Lesson 6

Solving Problems about Proportional Relationships

Let’s solve problems about proportional relationships.

Problem 1

For each situation, explain whether you think the relationship is proportional or not. Explain your reasoning.

  1. The weight of a stack of standard 8.5x11 copier paper vs. number of sheets of paper.
  2. The weight of a stack of different-sized books vs. the number of books in the stack.
An image of a stack of copier paper.
An image of 5 different-sized books, stacked on top of one another.

Problem 2

Every package of a certain toy also includes 2 batteries.

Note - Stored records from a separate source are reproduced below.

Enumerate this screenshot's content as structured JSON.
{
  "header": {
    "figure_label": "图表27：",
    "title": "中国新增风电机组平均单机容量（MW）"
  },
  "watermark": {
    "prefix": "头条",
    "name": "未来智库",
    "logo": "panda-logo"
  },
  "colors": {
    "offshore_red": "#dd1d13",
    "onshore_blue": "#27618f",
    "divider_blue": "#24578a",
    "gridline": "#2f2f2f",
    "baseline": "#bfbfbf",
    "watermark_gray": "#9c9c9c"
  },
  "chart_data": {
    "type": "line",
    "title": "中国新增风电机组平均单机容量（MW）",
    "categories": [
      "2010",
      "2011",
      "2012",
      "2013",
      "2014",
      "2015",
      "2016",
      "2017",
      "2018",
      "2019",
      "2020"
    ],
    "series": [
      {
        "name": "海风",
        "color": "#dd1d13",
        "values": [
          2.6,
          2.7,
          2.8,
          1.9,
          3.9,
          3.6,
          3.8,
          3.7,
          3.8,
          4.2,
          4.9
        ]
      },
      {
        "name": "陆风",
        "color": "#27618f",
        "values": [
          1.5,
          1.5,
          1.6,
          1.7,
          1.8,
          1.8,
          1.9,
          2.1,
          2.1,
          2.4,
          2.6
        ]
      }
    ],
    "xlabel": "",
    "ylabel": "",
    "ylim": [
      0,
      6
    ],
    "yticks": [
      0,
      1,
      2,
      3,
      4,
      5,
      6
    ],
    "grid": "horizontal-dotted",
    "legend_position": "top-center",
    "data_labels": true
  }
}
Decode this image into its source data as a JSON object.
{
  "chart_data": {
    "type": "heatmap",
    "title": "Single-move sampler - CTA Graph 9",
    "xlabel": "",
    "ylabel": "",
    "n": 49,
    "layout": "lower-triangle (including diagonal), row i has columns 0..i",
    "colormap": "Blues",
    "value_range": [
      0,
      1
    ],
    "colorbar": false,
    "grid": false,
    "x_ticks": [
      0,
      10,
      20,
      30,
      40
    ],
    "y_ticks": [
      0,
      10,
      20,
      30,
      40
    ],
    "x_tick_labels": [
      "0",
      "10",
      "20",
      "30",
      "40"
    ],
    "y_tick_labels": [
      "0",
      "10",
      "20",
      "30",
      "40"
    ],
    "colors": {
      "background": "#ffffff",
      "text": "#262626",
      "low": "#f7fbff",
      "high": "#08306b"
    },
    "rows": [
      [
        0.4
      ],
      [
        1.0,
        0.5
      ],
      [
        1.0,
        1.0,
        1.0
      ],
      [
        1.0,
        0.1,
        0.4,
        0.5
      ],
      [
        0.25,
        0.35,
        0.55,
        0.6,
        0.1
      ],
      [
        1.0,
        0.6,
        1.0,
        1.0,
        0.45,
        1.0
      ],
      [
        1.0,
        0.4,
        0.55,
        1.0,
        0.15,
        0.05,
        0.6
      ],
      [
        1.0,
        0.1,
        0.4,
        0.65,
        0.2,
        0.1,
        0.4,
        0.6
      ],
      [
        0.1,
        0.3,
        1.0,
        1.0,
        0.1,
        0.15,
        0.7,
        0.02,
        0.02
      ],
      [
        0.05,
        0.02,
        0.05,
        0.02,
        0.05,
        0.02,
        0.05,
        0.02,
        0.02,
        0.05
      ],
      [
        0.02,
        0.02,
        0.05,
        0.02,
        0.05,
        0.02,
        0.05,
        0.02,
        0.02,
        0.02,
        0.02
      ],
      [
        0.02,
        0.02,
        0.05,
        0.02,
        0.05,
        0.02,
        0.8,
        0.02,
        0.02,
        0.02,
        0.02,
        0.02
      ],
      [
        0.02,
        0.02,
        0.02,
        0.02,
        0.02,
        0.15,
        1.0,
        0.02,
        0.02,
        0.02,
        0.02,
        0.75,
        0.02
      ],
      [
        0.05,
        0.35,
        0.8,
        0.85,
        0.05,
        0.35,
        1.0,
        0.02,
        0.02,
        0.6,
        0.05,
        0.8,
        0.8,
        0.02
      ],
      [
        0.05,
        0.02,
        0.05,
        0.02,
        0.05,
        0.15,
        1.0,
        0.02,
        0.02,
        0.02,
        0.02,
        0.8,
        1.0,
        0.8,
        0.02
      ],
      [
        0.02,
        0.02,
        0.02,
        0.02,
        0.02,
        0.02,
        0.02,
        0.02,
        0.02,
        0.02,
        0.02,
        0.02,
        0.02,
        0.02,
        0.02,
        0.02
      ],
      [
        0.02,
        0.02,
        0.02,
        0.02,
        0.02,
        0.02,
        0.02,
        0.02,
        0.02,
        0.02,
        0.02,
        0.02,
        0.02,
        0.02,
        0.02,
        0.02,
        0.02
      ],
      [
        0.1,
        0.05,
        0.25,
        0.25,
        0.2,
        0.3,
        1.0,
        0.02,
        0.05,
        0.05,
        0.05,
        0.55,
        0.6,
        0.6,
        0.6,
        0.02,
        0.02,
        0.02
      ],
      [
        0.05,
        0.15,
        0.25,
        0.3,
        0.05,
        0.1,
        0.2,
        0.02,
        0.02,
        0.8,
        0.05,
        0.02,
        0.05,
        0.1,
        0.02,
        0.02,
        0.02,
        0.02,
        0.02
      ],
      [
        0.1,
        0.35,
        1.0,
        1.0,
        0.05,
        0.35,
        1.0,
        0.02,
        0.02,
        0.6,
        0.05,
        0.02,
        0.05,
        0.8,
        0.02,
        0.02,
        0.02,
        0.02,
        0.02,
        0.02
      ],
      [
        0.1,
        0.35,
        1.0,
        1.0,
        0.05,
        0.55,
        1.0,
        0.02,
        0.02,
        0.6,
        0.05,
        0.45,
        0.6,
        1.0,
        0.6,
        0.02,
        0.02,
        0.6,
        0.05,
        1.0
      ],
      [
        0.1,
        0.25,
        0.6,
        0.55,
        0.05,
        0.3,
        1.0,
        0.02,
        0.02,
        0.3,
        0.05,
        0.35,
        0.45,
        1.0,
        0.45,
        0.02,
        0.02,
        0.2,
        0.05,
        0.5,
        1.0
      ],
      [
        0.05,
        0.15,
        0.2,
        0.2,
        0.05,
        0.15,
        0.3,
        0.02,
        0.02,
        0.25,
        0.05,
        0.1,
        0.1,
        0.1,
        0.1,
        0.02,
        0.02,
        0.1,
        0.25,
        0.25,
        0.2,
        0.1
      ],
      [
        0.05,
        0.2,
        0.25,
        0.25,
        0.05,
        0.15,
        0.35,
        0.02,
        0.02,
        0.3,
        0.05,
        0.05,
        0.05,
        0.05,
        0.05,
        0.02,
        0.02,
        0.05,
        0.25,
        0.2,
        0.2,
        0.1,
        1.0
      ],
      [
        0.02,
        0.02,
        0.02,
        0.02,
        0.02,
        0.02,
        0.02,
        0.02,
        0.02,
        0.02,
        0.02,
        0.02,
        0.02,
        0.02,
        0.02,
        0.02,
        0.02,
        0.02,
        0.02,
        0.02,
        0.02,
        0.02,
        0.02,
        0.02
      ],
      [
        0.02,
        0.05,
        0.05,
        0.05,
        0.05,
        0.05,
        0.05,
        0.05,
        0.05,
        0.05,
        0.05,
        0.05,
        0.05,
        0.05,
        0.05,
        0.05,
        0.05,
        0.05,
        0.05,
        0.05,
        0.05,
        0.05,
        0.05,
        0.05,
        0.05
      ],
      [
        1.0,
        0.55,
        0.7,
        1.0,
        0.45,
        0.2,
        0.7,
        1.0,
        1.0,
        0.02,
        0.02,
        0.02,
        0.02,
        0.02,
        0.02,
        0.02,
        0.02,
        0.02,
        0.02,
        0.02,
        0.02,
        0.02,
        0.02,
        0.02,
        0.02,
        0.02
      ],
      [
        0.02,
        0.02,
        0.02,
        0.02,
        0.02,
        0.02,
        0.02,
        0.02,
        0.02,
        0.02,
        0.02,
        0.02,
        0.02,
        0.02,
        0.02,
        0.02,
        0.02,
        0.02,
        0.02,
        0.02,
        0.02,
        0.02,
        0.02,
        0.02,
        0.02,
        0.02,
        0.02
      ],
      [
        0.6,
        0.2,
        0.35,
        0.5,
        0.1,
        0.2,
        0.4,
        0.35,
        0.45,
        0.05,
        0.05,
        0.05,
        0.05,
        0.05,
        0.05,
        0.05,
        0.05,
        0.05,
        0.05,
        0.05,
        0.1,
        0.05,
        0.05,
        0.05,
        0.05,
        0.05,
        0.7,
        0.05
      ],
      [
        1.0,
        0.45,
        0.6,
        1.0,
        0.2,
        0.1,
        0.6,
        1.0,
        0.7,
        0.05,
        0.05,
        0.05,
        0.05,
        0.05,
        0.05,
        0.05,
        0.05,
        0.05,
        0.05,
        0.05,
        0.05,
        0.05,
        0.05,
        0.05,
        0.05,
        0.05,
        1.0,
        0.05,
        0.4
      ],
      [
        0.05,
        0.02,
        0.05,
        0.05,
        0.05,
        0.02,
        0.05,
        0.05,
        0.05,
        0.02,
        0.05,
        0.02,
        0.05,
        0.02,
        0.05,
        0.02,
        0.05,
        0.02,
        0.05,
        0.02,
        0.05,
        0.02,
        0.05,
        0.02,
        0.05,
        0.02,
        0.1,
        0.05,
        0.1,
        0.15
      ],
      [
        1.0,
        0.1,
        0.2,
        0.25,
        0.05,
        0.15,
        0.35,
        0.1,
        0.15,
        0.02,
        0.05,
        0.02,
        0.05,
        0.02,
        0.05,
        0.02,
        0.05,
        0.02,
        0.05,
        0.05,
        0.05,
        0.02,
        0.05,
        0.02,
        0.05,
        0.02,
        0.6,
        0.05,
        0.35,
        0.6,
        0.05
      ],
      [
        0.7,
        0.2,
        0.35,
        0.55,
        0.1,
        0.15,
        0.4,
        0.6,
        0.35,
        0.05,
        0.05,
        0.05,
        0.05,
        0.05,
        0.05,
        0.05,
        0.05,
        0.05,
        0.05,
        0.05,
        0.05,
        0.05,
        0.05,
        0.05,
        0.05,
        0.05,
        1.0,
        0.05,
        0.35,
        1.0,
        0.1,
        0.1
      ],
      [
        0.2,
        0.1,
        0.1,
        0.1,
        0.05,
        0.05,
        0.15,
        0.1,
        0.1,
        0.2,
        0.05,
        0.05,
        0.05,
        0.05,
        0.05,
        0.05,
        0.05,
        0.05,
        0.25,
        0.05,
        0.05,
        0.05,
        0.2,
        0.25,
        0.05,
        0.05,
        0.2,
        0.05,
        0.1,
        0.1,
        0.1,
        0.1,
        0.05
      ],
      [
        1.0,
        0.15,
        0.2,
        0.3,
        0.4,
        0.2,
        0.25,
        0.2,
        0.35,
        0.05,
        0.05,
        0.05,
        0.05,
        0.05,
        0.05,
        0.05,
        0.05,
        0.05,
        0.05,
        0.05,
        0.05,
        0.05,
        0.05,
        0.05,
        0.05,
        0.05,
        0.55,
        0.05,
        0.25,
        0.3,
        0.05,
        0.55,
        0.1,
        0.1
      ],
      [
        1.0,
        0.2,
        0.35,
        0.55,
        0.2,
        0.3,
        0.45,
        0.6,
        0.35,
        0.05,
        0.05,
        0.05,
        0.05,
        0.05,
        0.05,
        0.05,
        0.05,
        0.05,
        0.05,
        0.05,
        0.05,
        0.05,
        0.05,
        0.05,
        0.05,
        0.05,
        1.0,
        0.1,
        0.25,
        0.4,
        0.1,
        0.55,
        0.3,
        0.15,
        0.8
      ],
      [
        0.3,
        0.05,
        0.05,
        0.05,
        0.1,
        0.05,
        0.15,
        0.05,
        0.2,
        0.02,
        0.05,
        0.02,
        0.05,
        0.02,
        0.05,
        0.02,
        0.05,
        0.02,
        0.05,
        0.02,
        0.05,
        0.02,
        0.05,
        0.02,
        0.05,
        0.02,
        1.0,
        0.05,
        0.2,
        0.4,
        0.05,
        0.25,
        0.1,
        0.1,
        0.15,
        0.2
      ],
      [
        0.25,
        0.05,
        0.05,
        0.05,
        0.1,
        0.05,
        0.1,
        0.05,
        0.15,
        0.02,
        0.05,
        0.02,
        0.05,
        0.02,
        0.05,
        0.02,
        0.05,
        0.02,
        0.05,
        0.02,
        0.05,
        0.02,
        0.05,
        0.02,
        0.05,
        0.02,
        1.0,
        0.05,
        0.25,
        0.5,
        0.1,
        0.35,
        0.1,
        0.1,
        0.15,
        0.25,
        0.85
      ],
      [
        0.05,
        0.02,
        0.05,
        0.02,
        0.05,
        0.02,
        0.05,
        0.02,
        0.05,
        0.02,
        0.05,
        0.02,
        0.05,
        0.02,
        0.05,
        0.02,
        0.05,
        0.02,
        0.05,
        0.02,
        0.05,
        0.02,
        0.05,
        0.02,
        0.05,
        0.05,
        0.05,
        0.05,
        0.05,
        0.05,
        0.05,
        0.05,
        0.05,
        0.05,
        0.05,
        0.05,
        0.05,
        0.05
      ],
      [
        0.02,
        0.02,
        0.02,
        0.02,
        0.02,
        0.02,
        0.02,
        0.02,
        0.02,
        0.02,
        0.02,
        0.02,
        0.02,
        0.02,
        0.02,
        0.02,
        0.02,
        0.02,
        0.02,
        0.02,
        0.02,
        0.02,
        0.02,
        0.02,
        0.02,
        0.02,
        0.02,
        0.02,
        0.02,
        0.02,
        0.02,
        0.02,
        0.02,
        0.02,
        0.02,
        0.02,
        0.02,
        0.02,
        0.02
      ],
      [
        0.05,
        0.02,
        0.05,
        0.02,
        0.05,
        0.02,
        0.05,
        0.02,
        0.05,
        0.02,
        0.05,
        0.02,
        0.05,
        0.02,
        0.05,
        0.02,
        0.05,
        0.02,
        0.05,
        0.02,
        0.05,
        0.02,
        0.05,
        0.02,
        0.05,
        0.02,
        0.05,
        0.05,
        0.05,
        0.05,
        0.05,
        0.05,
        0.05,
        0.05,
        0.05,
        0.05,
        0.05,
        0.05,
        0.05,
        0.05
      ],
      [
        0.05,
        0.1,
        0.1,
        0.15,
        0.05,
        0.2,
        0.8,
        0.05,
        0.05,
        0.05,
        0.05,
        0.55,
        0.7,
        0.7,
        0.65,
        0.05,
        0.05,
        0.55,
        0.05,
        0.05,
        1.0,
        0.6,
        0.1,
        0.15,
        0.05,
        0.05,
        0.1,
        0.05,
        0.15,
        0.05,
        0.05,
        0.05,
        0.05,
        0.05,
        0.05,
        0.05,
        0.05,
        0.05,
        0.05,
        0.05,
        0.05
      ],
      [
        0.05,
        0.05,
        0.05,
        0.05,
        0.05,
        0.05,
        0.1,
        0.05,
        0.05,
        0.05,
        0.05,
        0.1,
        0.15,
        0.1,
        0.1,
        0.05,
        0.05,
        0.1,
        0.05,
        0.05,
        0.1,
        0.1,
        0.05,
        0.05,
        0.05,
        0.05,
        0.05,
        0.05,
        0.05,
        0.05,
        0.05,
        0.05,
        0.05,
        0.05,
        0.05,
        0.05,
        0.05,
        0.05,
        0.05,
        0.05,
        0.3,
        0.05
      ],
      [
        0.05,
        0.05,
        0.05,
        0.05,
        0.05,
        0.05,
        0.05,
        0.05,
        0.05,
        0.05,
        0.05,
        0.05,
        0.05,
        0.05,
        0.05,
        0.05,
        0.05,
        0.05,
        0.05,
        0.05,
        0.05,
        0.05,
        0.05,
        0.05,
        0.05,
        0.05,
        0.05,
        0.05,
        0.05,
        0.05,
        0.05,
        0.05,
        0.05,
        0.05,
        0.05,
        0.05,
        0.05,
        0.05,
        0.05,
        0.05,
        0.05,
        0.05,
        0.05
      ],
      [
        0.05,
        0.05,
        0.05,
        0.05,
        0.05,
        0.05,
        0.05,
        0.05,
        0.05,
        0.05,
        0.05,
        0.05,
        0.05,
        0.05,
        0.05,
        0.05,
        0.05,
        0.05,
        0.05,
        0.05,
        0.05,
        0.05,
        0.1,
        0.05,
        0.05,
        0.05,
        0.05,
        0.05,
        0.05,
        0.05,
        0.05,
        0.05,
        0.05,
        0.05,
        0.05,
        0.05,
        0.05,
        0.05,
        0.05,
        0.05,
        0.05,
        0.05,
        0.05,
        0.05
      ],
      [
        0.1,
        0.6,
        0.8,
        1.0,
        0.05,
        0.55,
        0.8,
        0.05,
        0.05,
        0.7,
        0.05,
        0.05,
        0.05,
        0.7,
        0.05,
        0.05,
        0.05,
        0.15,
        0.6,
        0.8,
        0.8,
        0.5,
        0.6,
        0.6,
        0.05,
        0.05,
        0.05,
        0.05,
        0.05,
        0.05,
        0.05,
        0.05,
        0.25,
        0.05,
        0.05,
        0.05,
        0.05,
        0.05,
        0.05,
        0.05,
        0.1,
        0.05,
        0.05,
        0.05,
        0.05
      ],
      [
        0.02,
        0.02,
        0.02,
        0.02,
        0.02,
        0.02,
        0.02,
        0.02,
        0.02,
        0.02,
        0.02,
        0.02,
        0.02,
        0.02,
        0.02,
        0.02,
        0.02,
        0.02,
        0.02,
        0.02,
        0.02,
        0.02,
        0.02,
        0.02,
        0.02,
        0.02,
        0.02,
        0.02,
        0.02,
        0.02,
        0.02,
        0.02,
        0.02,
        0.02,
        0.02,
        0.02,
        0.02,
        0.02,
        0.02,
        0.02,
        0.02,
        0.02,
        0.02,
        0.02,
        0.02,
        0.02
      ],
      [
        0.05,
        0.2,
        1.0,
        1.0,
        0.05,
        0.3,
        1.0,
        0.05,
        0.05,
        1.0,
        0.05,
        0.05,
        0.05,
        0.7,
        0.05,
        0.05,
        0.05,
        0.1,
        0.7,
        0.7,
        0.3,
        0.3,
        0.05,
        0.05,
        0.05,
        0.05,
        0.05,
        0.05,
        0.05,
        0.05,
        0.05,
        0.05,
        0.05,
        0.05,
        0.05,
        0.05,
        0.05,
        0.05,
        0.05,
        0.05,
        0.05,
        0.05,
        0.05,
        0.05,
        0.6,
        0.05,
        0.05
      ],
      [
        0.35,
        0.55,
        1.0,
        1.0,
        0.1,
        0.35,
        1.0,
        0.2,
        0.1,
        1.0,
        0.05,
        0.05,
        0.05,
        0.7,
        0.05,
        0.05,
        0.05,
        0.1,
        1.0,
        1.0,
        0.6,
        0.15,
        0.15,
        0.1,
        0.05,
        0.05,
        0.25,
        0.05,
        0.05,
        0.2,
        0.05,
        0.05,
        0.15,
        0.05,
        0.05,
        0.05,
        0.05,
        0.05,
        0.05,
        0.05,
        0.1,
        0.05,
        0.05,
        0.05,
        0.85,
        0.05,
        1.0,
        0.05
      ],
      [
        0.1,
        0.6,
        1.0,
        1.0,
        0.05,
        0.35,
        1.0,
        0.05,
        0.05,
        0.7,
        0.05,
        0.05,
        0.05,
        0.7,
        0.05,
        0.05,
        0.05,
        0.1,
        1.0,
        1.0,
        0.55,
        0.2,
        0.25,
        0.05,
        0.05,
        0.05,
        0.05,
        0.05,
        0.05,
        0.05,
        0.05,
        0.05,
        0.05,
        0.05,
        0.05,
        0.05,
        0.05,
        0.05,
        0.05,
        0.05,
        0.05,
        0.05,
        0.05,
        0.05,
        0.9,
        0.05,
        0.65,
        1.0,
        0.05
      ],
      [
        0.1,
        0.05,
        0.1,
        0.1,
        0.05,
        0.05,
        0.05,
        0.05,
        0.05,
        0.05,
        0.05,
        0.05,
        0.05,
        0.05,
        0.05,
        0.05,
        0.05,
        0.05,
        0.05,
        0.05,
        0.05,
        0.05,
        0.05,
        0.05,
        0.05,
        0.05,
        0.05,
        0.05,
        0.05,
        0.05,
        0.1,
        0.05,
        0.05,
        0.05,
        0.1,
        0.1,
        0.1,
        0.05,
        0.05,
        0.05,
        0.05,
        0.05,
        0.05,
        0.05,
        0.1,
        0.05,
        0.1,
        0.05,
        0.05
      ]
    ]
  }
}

  1. Are the number of toys and number of batteries in a proportional relationship? If so, what are the two constants of proportionality? If not, explain your reasoning.
  2. Use \(t\) for the number of toys and \(b\) for the number of batteries to write two equations relating the two variables.

    \(b = \)

    \(t = \)

Problem 3

Lin and her brother were born on the same date in different years. Lin was 5 years old when her brother was 2.

  1. Find their ages in different years by filling in the table.
    Lin's age Her brother's age
    5 2
    6
    15
    25
  2. Is there a proportional relationship between Lin’s age and her brother’s age? Explain your reasoning.

Problem 4

A student argues that \(y=\frac{x}{9}\) does not represent a proportional relationship between \(x\) and \(y\) because we need to multiply one variable by the same constant to get the other one and not divide it by a constant. Do you agree or disagree with this student?

(From Unit 5, Lesson 5.)

Problem 5

In one version of a trail mix, there are 3 cups of peanuts mixed with 2 cups of raisins. In another version of trail mix, there are 4.5 cups of peanuts mixed with 3 cups of raisins. Are the ratios equivalent for the two mixes? Explain your reasoning.

(From Unit 5, Lesson 1.)